Durant tout le mois de juin, les passants ont dû imaginer un professeur tyrannique au sein de l’école de danse de la rue Benoît Malon en voyant, jour après jour, enfants, adolescents et adultes sortir en larmes ou les yeux rougis du numéro 39. C’est que la fondatrice de l’école a tenu à annoncer successivement, à chacun de ses groupes, qu’elle arrêtait. Les élèves s’y attendaient sans vraiment y croire. La confirmation tombe à la fin du cours. L’école de danse classique de Monique Servaes, aménagée avec son mari en 1978 dans un ancien entrepôt d’un quartier d’usines désaffectées, ferme donc ses portes le 2 juillet. Les spectateurs de « Voyez comme on danse », spectacle réunissant tous les cours de danse de la ville le 25 juin au théâtre Jean Vilar, ont encore pu applaudir douze de ses élèves dans un extrait de Bastille, l’un des quinze spectacles qu’elle a créés à Suresnes et dont elle concevait elle-même les costumes. Ce fut l’occasion pour Guillaume Boudy, maire de Suresnes, de lui remettre la médaille de la Ville. Des costumes, elle en stocke plus de 1000 dans trois boxes, donnant l’idée du nombre d’élèves qui sont passés par l’école durant ces 45 années… et même un peu plus puisque la professeure avait débuté son activité quelques années avant dans un grenier de la rue Worth. Elle a tenté de trouver un repreneur à son cours de danse classique, fort de quelque 300 élèves en 2018, âgés de 5 à 60 ans, certains fidèles depuis 25 ans. C’était presque chose faite, mais le Covid est passé par là, refroidissant l’enthousiasme d’entreprendre des uns et les engagements d’autres. A presque 80 ans, elle a alors estimé qu’il était temps.
Fierté et émotion
Quand on lui demande ce qu’elle nourrit de fierté de toutes ces années, on pense bien sûr à Léonore Baulac, entrée au cours à 10 ans et nommée étoile de l’opéra de Paris en 2016, à 26 ans. Ou encore à Lorena Lopez, actuelle professeure de danse classique du conservatoire de Suresnes, passée elle aussi par le cours de Monique Servaes et l’opéra de Paris, puis par le ballet national de Marseille sous la direction de Marie-Claude Pietragalla. Mais c’est surtout le nombre de mails, de jolies cartes et d’effusions de ces dernières semaines qu’elle évoque. « Je tombe de surprise en surprise. Il y a bien sûr la danse, mais au-delà, il y a tout ce qui s’est créé autour et tous les témoignages de l’attachement des élèves à ce lieu et à moi », confie-t-elle, émue, avec à ses pieds ses deux lévriers whippet, mascottes du cours de danse.

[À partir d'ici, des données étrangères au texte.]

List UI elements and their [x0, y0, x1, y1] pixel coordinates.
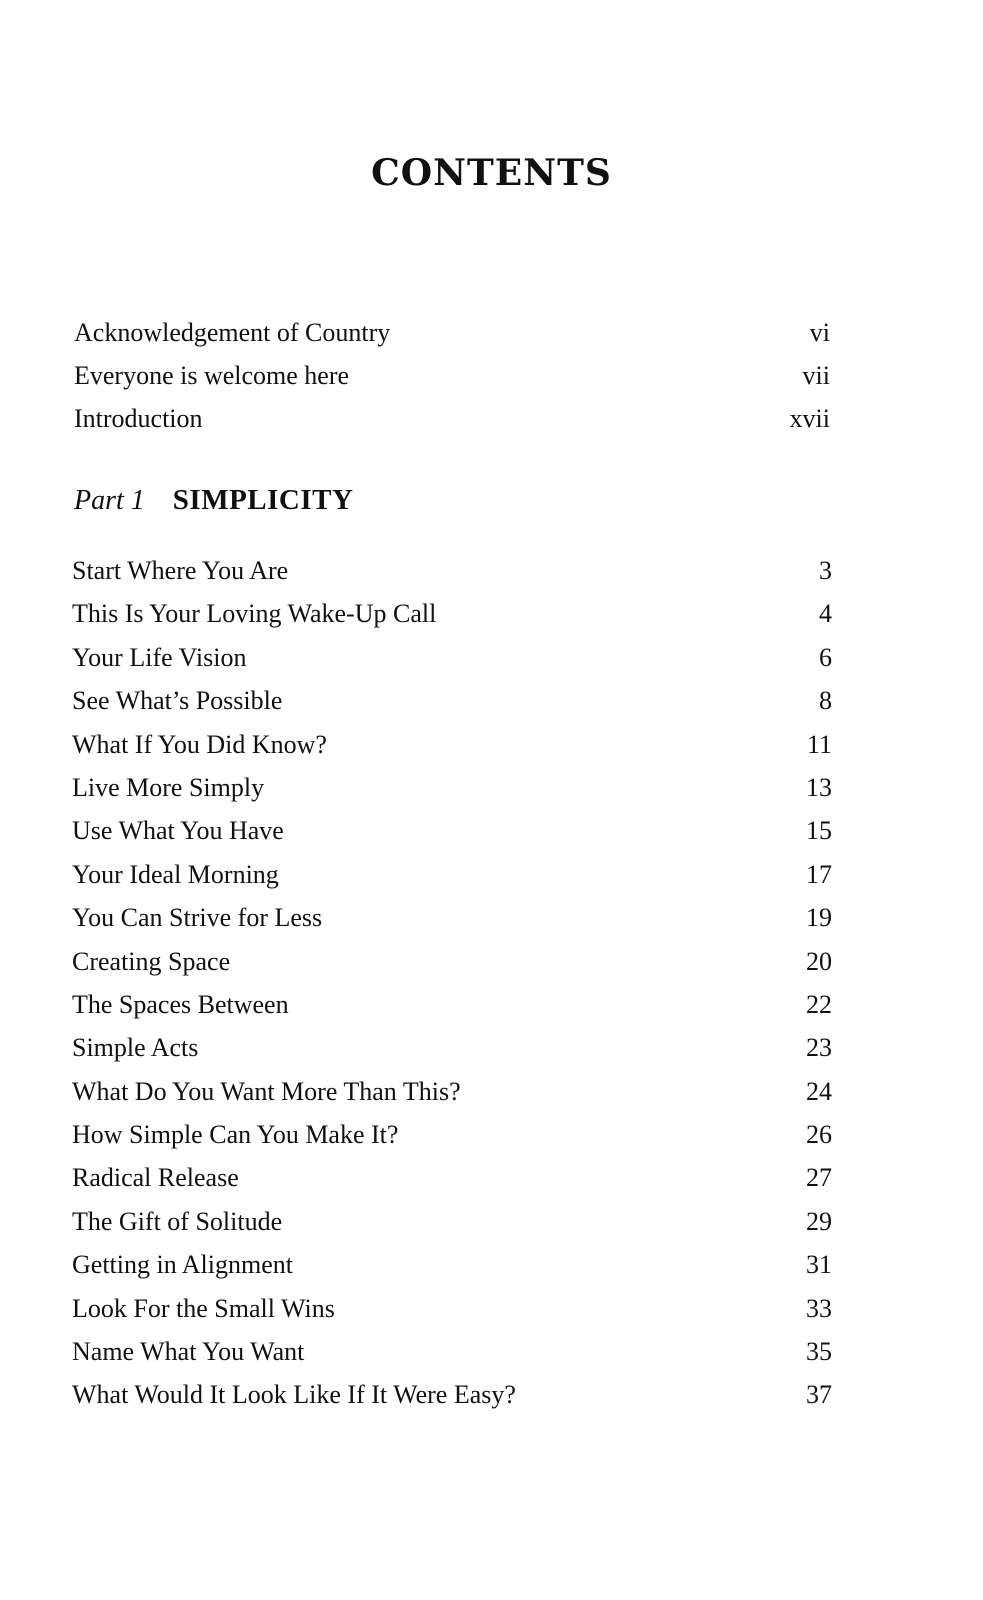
entry-page: 15	[806, 816, 832, 846]
part-title: SIMPLICITY	[172, 484, 354, 516]
entry-page: 26	[806, 1120, 832, 1150]
entry-title: Acknowledgement of Country	[74, 318, 391, 347]
toc-entry[interactable]	[72, 1250, 832, 1293]
chapter-list	[72, 556, 832, 1424]
entry-title: The Gift of Solitude	[72, 1206, 283, 1236]
toc-entry[interactable]	[72, 1077, 832, 1120]
entry-title: Simple Acts	[72, 1033, 199, 1063]
toc-entry[interactable]	[72, 860, 832, 903]
toc-entry[interactable]	[72, 1120, 832, 1163]
entry-title: Live More Simply	[72, 772, 265, 802]
entry-page: 37	[806, 1380, 832, 1410]
front-matter-list	[74, 318, 830, 447]
entry-page: 24	[806, 1076, 832, 1106]
entry-page: 13	[806, 772, 832, 802]
entry-page: 23	[806, 1033, 832, 1063]
toc-entry[interactable]	[72, 773, 832, 816]
toc-entry[interactable]	[72, 1294, 832, 1337]
entry-title: Radical Release	[72, 1163, 239, 1193]
toc-entry[interactable]	[72, 730, 832, 773]
toc-entry[interactable]	[72, 556, 832, 599]
entry-title: Your Life Vision	[72, 642, 247, 672]
entry-title: Start Where You Are	[72, 556, 289, 585]
toc-entry[interactable]	[72, 990, 832, 1033]
entry-title: Getting in Alignment	[72, 1250, 293, 1280]
entry-title: Look For the Small Wins	[72, 1293, 335, 1323]
toc-entry[interactable]	[72, 947, 832, 990]
toc-entry[interactable]	[72, 816, 832, 859]
entry-page: 8	[819, 686, 832, 716]
entry-page: 11	[806, 729, 832, 759]
entry-page: 4	[819, 599, 832, 629]
toc-entry[interactable]	[72, 1337, 832, 1380]
entry-title: This Is Your Loving Wake-Up Call	[72, 599, 437, 629]
entry-title: Creating Space	[72, 946, 231, 976]
entry-page: 19	[806, 903, 832, 933]
entry-title: Name What You Want	[72, 1337, 305, 1367]
entry-title: What If You Did Know?	[72, 729, 327, 759]
toc-entry[interactable]	[72, 643, 832, 686]
entry-page: 29	[806, 1206, 832, 1236]
entry-page: 3	[819, 556, 832, 585]
entry-page: 31	[806, 1250, 832, 1280]
entry-page: 33	[806, 1293, 832, 1323]
toc-entry[interactable]	[72, 686, 832, 729]
entry-page: vi	[809, 318, 830, 347]
entry-title: Everyone is welcome here	[74, 361, 350, 390]
entry-title: Introduction	[74, 404, 203, 433]
entry-page: vii	[802, 361, 830, 390]
entry-page: 22	[806, 989, 832, 1019]
entry-page: xvii	[789, 404, 830, 433]
entry-title: What Would It Look Like If It Were Easy?	[72, 1380, 516, 1410]
toc-entry[interactable]	[74, 404, 830, 447]
toc-entry[interactable]	[72, 599, 832, 642]
entry-page: 6	[819, 642, 832, 672]
part-heading	[74, 484, 830, 517]
toc-entry[interactable]	[72, 1163, 832, 1206]
entry-title: What Do You Want More Than This?	[72, 1076, 461, 1106]
entry-title: See What’s Possible	[72, 686, 283, 716]
entry-page: 17	[806, 859, 832, 889]
toc-entry[interactable]	[72, 1380, 832, 1423]
entry-title: Your Ideal Morning	[72, 859, 279, 889]
part-label: Part 1	[74, 485, 145, 516]
entry-title: You Can Strive for Less	[72, 903, 323, 933]
toc-entry[interactable]	[72, 1207, 832, 1250]
entry-title: How Simple Can You Make It?	[72, 1120, 399, 1150]
entry-title: Use What You Have	[72, 816, 284, 846]
entry-page: 35	[806, 1337, 832, 1367]
toc-entry[interactable]	[74, 361, 830, 404]
entry-page: 27	[806, 1163, 832, 1193]
entry-page: 20	[806, 946, 832, 976]
entry-title: The Spaces Between	[72, 989, 289, 1019]
toc-entry[interactable]	[74, 318, 830, 361]
toc-entry[interactable]	[72, 903, 832, 946]
toc-entry[interactable]	[72, 1033, 832, 1076]
page-title: CONTENTS	[371, 152, 612, 194]
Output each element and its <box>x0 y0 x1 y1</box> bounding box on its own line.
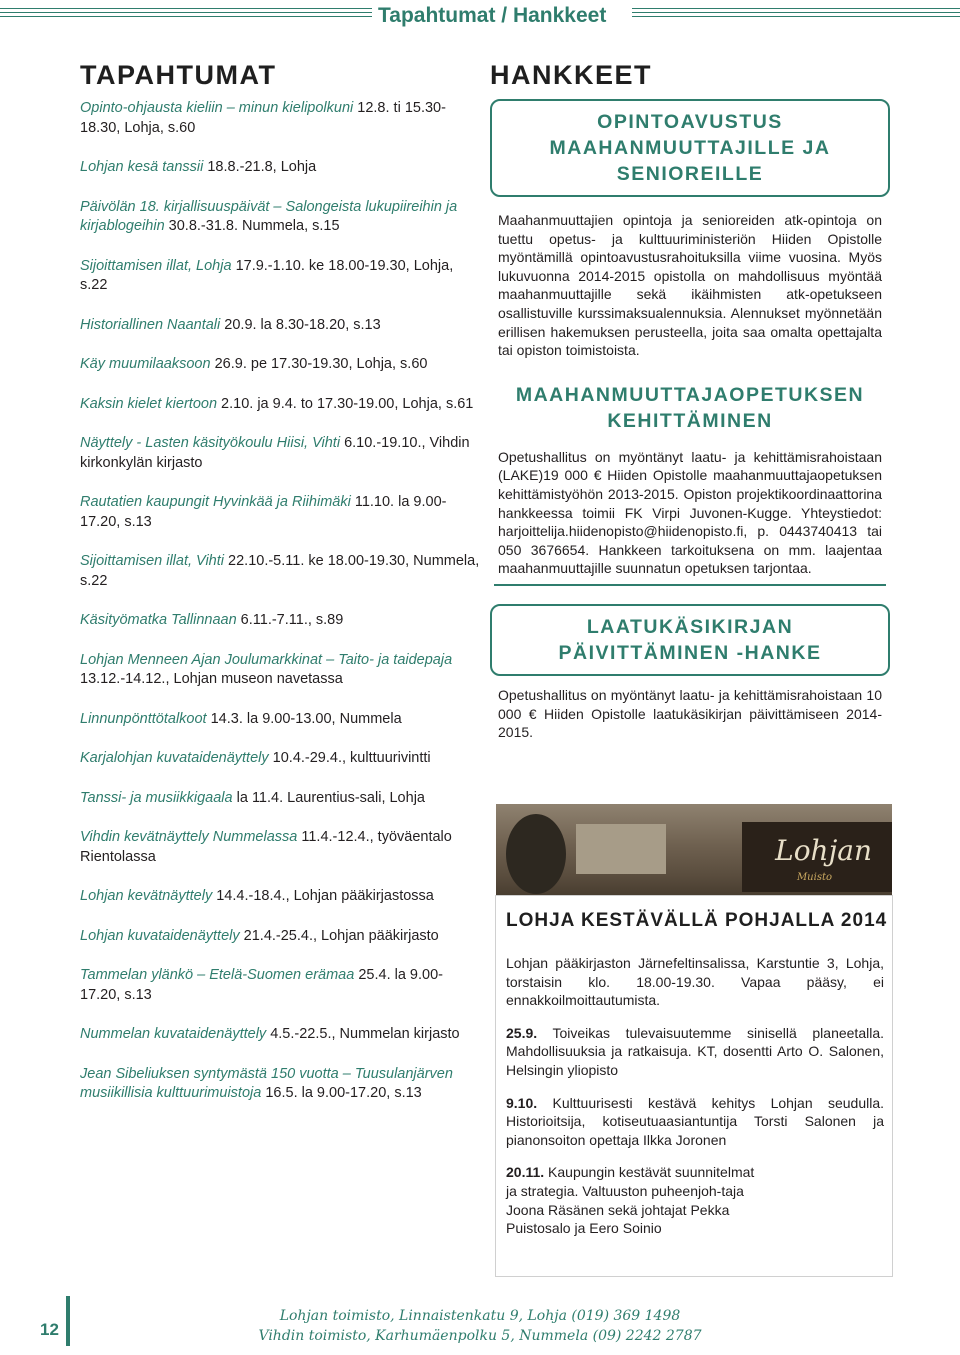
event-item <box>80 966 480 1005</box>
event-detail: 10.4.-29.4., kulttuurivintti <box>272 750 431 766</box>
event-title: Päivölän 18. kirjallisuuspäivät – Salongeista lukupiireihin ja kirjablogeihin <box>80 198 458 234</box>
event-item <box>80 927 480 947</box>
summer-intro: Lohjan pääkirjaston Järnefeltinsalissa, Karstuntie 3, Lohja, torstaisin klo. 18.00-19.30. Vapaa pääsy, ei ennakkoilmoittautumista. <box>506 955 884 1009</box>
footer-line-1: Lohjan toimisto, Linnaistenkatu 9, Lohja (019) 369 1498 <box>279 1308 681 1324</box>
event-item <box>80 710 480 730</box>
project-2-text: Opetushallitus on myöntänyt laatu- ja kehittämisrahoistaan (LAKE)19 000 € Hiiden Opistolle maahanmuuttajaopetuksen kehittämistyöhön 2013-2015. Opiston projektikoordinaattorina hankkeessa toimii FK Virpi Juvonen-Kugge. Yhteystiedot: harjoittelija.hiidenopisto@hiidenopisto.fi, p. 0443740413 tai 050 3676654. Hankkeen tarkoituksena on mm. laajentaa maahanmuuttajille suunnatun opetuksen tarjontaa. <box>498 448 882 577</box>
event-title: Kaksin kielet kiertoon <box>80 395 218 412</box>
event-detail: 18.8.-21.8, Lohja <box>207 159 317 175</box>
event-item <box>80 395 480 415</box>
events-heading: TAPAHTUMAT <box>80 60 277 90</box>
summer-item-date: 25.9. <box>506 1024 538 1041</box>
project-1-title-box <box>490 99 890 197</box>
summer-item <box>506 1094 884 1150</box>
event-title: Tanssi- ja musiikkigaala <box>80 789 233 806</box>
footer-divider <box>66 1296 70 1346</box>
events-list <box>80 99 480 1104</box>
event-detail: la 11.4. Laurentius-sali, Lohja <box>236 789 425 806</box>
event-detail: 13.12.-14.12., Lohjan museon navetassa <box>80 671 343 687</box>
event-title: Karjalohjan kuvataidenäyttely <box>80 750 269 766</box>
event-title: Näyttely - Lasten käsityökoulu Hiisi, Vihti <box>80 435 341 451</box>
event-item <box>80 158 480 178</box>
events-column <box>80 60 480 1124</box>
header-rule-right <box>632 8 960 20</box>
event-title: Lohjan Menneen Ajan Joulumarkkinat – Taito- ja taidepaja <box>80 651 453 668</box>
summer-lecture-panel <box>496 896 892 1276</box>
event-title: Sijoittamisen illat, Vihti <box>80 553 224 569</box>
event-title: Lohjan kevätnäyttely <box>80 888 213 904</box>
summer-item-text: Kaupungin kestävät suunnitelmat ja strategia. Valtuuston puheenjoh-taja Joona Räsänen sekä johtajat Pekka Puistosalo ja Eero Soinio <box>506 1164 755 1237</box>
building-shape <box>576 824 666 874</box>
event-item <box>80 828 480 867</box>
event-detail: 17.9.-1.10. ke 18.00-19.30, Lohja, s.22 <box>80 257 454 293</box>
project-3-title-box <box>490 604 890 676</box>
event-title: Käsityömatka Tallinnaan <box>80 612 237 628</box>
event-title: Nummelan kuvataidenäyttely <box>80 1026 267 1042</box>
event-title: Jean Sibeliuksen syntymästä 150 vuotta – Tuusulanjärven musiikillisia kulttuurimuistoja <box>80 1065 453 1101</box>
event-detail: 30.8.-31.8. Nummela, s.15 <box>168 218 340 234</box>
event-detail: 2.10. ja 9.4. to 17.30-19.00, Lohja, s.61 <box>221 395 474 412</box>
page-number: 12 <box>40 1320 59 1339</box>
lohja-collage-image <box>496 804 892 906</box>
summer-item-text: Kulttuurisesti kestävä kehitys Lohjan seudulla. Historioitsija, kotiseutuaasiantuntija Torsti Salonen ja pianonsoiton opettaja Ilkka Joronen <box>506 1094 885 1148</box>
event-item <box>80 99 480 138</box>
footer-line-2: Vihdin toimisto, Karhumäenpolku 5, Nummela (09) 2242 2787 <box>258 1328 702 1344</box>
event-title: Käy muumilaaksoon <box>80 356 211 372</box>
event-title: Vihdin kevätnäyttely Nummelassa <box>80 829 298 845</box>
event-detail: 14.3. la 9.00-13.00, Nummela <box>210 710 402 727</box>
tree-shape <box>506 814 566 894</box>
project-1-title: OPINTOAVUSTUS MAAHANMUUTTAJILLE JA SENIOREILLE <box>549 111 831 185</box>
summer-item <box>506 1024 884 1080</box>
event-title: Historiallinen Naantali <box>80 316 221 333</box>
event-item <box>80 355 480 375</box>
project-2-rule <box>494 584 886 586</box>
event-detail: 14.4.-18.4., Lohjan pääkirjastossa <box>216 888 434 904</box>
project-3-text: Opetushallitus on myöntänyt laatu- ja kehittämisrahoistaan 10 000 € Hiiden Opistolle laatukäsikirjan päivittämiseen 2014-2015. <box>498 686 882 741</box>
event-item <box>80 789 480 809</box>
event-title: Rautatien kaupungit Hyvinkää ja Riihimäki <box>80 494 351 510</box>
event-title: Sijoittamisen illat, Lohja <box>80 257 232 274</box>
project-2-title: MAAHANMUUTTAJAOPETUKSEN KEHITTÄMINEN <box>515 383 865 432</box>
project-1-text: Maahanmuuttajien opintoja ja senioreiden atk-opintoja on tuettu opetus- ja kulttuuriministeriön Hiiden Opistolle myöntämillä opintoavustusrahoituksilla viime vuosina. Myös lukuvuonna 2014-2015 opistolla on mahdollisuus myöntää maahanmuuttajille sekä ikäihmisten atk-opetukseen osallistuville kurssimaksualennuksia. Alennukset myönnetään erillisen hakemuksen perusteella, joita saa omalta opettajalta tai opiston toimistoista. <box>498 212 882 359</box>
event-detail: 21.4.-25.4., Lohjan pääkirjasto <box>243 927 439 944</box>
summer-item-date: 20.11. <box>506 1164 545 1181</box>
brand-subtext: Muisto <box>796 872 832 883</box>
event-item <box>80 611 480 631</box>
event-detail: 26.9. pe 17.30-19.30, Lohja, s.60 <box>214 356 428 372</box>
event-detail: 22.10.-5.11. ke 18.00-19.30, Nummela, s.22 <box>80 553 480 589</box>
event-title: Lohjan kesä tanssii <box>80 159 204 175</box>
page-header-title: Tapahtumat / Hankkeet <box>378 4 607 27</box>
event-title: Linnunpönttötalkoot <box>80 710 207 727</box>
summer-item-text: Toiveikas tulevaisuutemme sinisellä planeetalla. Mahdollisuuksia ja ratkaisuja. KT, dosentti Arto O. Salonen, Helsingin yliopisto <box>506 1024 884 1078</box>
event-item <box>80 198 480 237</box>
event-item <box>80 434 480 473</box>
event-title: Lohjan kuvataidenäyttely <box>80 927 240 944</box>
footer-contacts <box>180 1306 780 1346</box>
projects-heading: HANKKEET <box>490 60 653 90</box>
event-item <box>80 257 480 296</box>
event-item <box>80 749 480 769</box>
event-title: Opinto-ohjausta kieliin – minun kielipolkuni <box>80 100 354 116</box>
event-detail: 6.10.-19.10., Vihdin kirkonkylän kirjasto <box>80 435 470 471</box>
event-item <box>80 552 480 591</box>
event-item <box>80 887 480 907</box>
event-detail: 11.10. la 9.00-17.20, s.13 <box>80 494 447 530</box>
header-rule-left <box>0 8 372 20</box>
summer-item-date: 9.10. <box>506 1094 538 1111</box>
projects-column <box>490 60 890 742</box>
event-item <box>80 1065 480 1104</box>
summer-title: LOHJA KESTÄVÄLLÄ POHJALLA 2014 <box>506 910 888 931</box>
brand-text: Lohjan <box>775 834 872 867</box>
event-detail: 11.4.-12.4., työväentalo Rientolassa <box>80 829 452 865</box>
event-detail: 6.11.-7.11., s.89 <box>240 612 344 628</box>
event-detail: 25.4. la 9.00-17.20, s.13 <box>80 967 443 1003</box>
event-detail: 20.9. la 8.30-18.20, s.13 <box>224 316 381 333</box>
event-item <box>80 1025 480 1045</box>
event-item <box>80 316 480 336</box>
event-item <box>80 493 480 532</box>
project-2-title-wrap <box>490 382 890 434</box>
portrait-image <box>764 1168 876 1268</box>
summer-item <box>506 1163 756 1237</box>
event-detail: 16.5. la 9.00-17.20, s.13 <box>265 1085 422 1101</box>
project-3-title: LAATUKÄSIKIRJAN PÄIVITTÄMINEN -HANKE <box>558 615 822 664</box>
event-detail: 4.5.-22.5., Nummelan kirjasto <box>270 1026 460 1042</box>
event-title: Tammelan ylänkö – Etelä-Suomen erämaa <box>80 967 355 983</box>
event-item <box>80 651 480 690</box>
event-detail: 12.8. ti 15.30-18.30, Lohja, s.60 <box>80 100 446 136</box>
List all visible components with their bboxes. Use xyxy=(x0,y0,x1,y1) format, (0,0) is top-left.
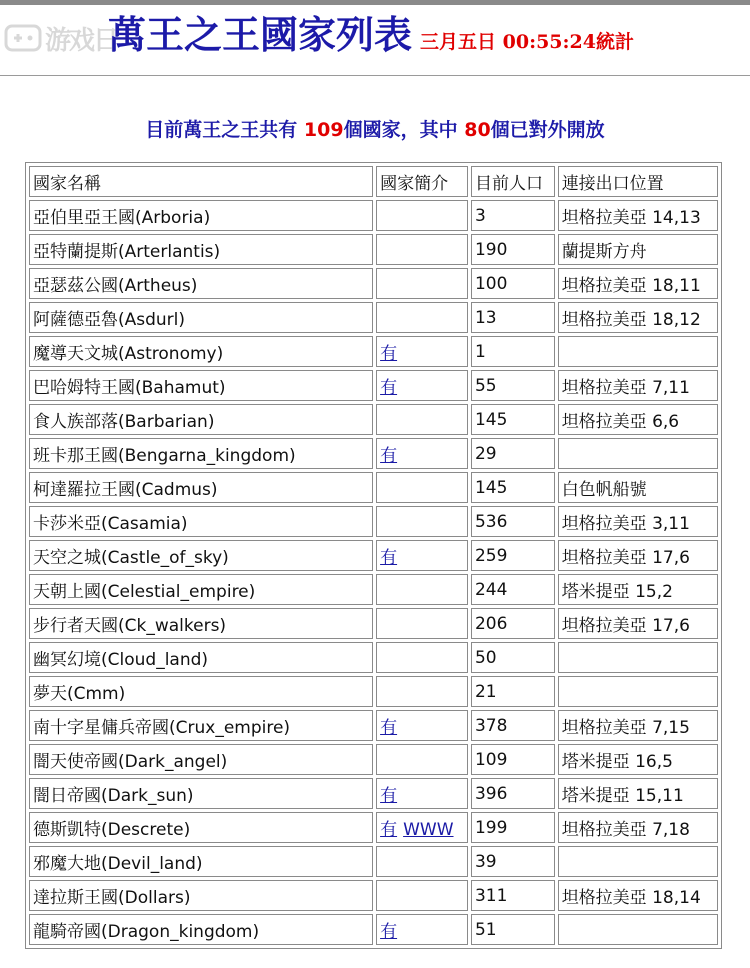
table-row xyxy=(29,506,718,537)
population-cell: 21 xyxy=(471,676,555,707)
watermark-text: 游戏日 xyxy=(45,25,118,56)
country-name-cell: 天朝上國(Celestial_empire) xyxy=(29,574,373,605)
exit-location-cell: 坦格拉美亞 7,18 xyxy=(558,812,718,843)
population-cell: 1 xyxy=(471,336,555,367)
exit-location-cell: 坦格拉美亞 18,11 xyxy=(558,268,718,299)
table-row xyxy=(29,778,718,809)
population-cell: 39 xyxy=(471,846,555,877)
exit-location-cell: 塔米提亞 15,11 xyxy=(558,778,718,809)
population-cell: 244 xyxy=(471,574,555,605)
country-intro-cell xyxy=(376,302,468,333)
header-divider xyxy=(0,75,750,76)
country-name-cell: 達拉斯王國(Dollars) xyxy=(29,880,373,911)
population-cell: 100 xyxy=(471,268,555,299)
page-title: 萬王之王國家列表 xyxy=(108,12,413,57)
country-name-cell: 天空之城(Castle_of_sky) xyxy=(29,540,373,571)
intro-link[interactable]: 有 xyxy=(380,344,398,364)
country-intro-cell xyxy=(376,540,468,571)
country-intro-cell xyxy=(376,880,468,911)
table-row xyxy=(29,370,718,401)
population-cell: 145 xyxy=(471,404,555,435)
country-name-cell: 阿薩德亞魯(Asdurl) xyxy=(29,302,373,333)
table-row xyxy=(29,200,718,231)
intro-link[interactable]: 有 xyxy=(380,446,398,466)
gamepad-icon xyxy=(3,18,43,58)
intro-link[interactable]: 有 xyxy=(380,786,398,806)
summary-prefix: 目前萬王之王共有 xyxy=(145,119,304,141)
country-name-cell: 闇天使帝國(Dark_angel) xyxy=(29,744,373,775)
country-intro-cell xyxy=(376,438,468,469)
table-row xyxy=(29,540,718,571)
table-row xyxy=(29,404,718,435)
population-cell: 311 xyxy=(471,880,555,911)
exit-location-cell xyxy=(558,336,718,367)
summary-suffix: 個已對外開放 xyxy=(490,119,605,141)
country-intro-cell xyxy=(376,268,468,299)
exit-location-cell xyxy=(558,914,718,945)
website-link[interactable]: WWW xyxy=(403,820,454,840)
exit-location-cell: 坦格拉美亞 18,12 xyxy=(558,302,718,333)
population-cell: 3 xyxy=(471,200,555,231)
table-row xyxy=(29,846,718,877)
country-name-cell: 邪魔大地(Devil_land) xyxy=(29,846,373,877)
population-cell: 55 xyxy=(471,370,555,401)
table-row xyxy=(29,234,718,265)
exit-location-cell: 坦格拉美亞 7,15 xyxy=(558,710,718,741)
country-intro-cell xyxy=(376,778,468,809)
population-cell: 190 xyxy=(471,234,555,265)
table-row xyxy=(29,710,718,741)
table-row xyxy=(29,302,718,333)
column-header-intro: 國家簡介 xyxy=(376,166,468,197)
country-intro-cell xyxy=(376,370,468,401)
country-intro-cell xyxy=(376,744,468,775)
exit-location-cell: 白色帆船號 xyxy=(558,472,718,503)
exit-location-cell xyxy=(558,642,718,673)
country-intro-cell xyxy=(376,234,468,265)
country-intro-cell xyxy=(376,846,468,877)
open-count: 80 xyxy=(464,119,491,141)
table-row xyxy=(29,438,718,469)
country-intro-cell xyxy=(376,812,468,843)
intro-link[interactable]: 有 xyxy=(380,548,398,568)
country-name-cell: 巴哈姆特王國(Bahamut) xyxy=(29,370,373,401)
summary-middle: 個國家，其中 xyxy=(343,119,465,141)
intro-link[interactable]: 有 xyxy=(380,378,398,398)
page-header xyxy=(108,4,634,64)
country-name-cell: 夢天(Cmm) xyxy=(29,676,373,707)
population-cell: 536 xyxy=(471,506,555,537)
table-row xyxy=(29,472,718,503)
intro-link[interactable]: 有 xyxy=(380,820,398,840)
table-header-row xyxy=(29,166,718,197)
country-intro-cell xyxy=(376,642,468,673)
exit-location-cell xyxy=(558,846,718,877)
intro-link[interactable]: 有 xyxy=(380,922,398,942)
country-name-cell: 食人族部落(Barbarian) xyxy=(29,404,373,435)
country-name-cell: 龍騎帝國(Dragon_kingdom) xyxy=(29,914,373,945)
table-row xyxy=(29,642,718,673)
country-intro-cell xyxy=(376,608,468,639)
column-header-population: 目前人口 xyxy=(471,166,555,197)
population-cell: 109 xyxy=(471,744,555,775)
table-row xyxy=(29,676,718,707)
country-intro-cell xyxy=(376,404,468,435)
country-name-cell: 亞特蘭提斯(Arterlantis) xyxy=(29,234,373,265)
country-name-cell: 步行者天國(Ck_walkers) xyxy=(29,608,373,639)
country-intro-cell xyxy=(376,472,468,503)
population-cell: 396 xyxy=(471,778,555,809)
exit-location-cell: 坦格拉美亞 3,11 xyxy=(558,506,718,537)
country-name-cell: 班卡那王國(Bengarna_kingdom) xyxy=(29,438,373,469)
table-row xyxy=(29,880,718,911)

Monique Servaes va à présent se partager entre Suresnes, sa ville où elle réside depuis 73 ans et Perros-Guirec, fief de ses origines familiales. « Là-bas, je vais m’occuper comme bénévole des animaux abandonnés au sein d’un refuge de la SPA. Mais je ferai la navette avec Suresnes tant que Léonore Baulac sera à l‘opéra de Paris, encore 10 ans. La première chose que je vais faire en septembre, c’est de m’abonner à l’opéra. Jusqu’alors mes cours qui terminaient à 20h ou 22h m’en empêchaient. »
Monique Servaes a reçu la médaille de la Ville le 25 juin, sur la scène du Théâtre Jean Vilar.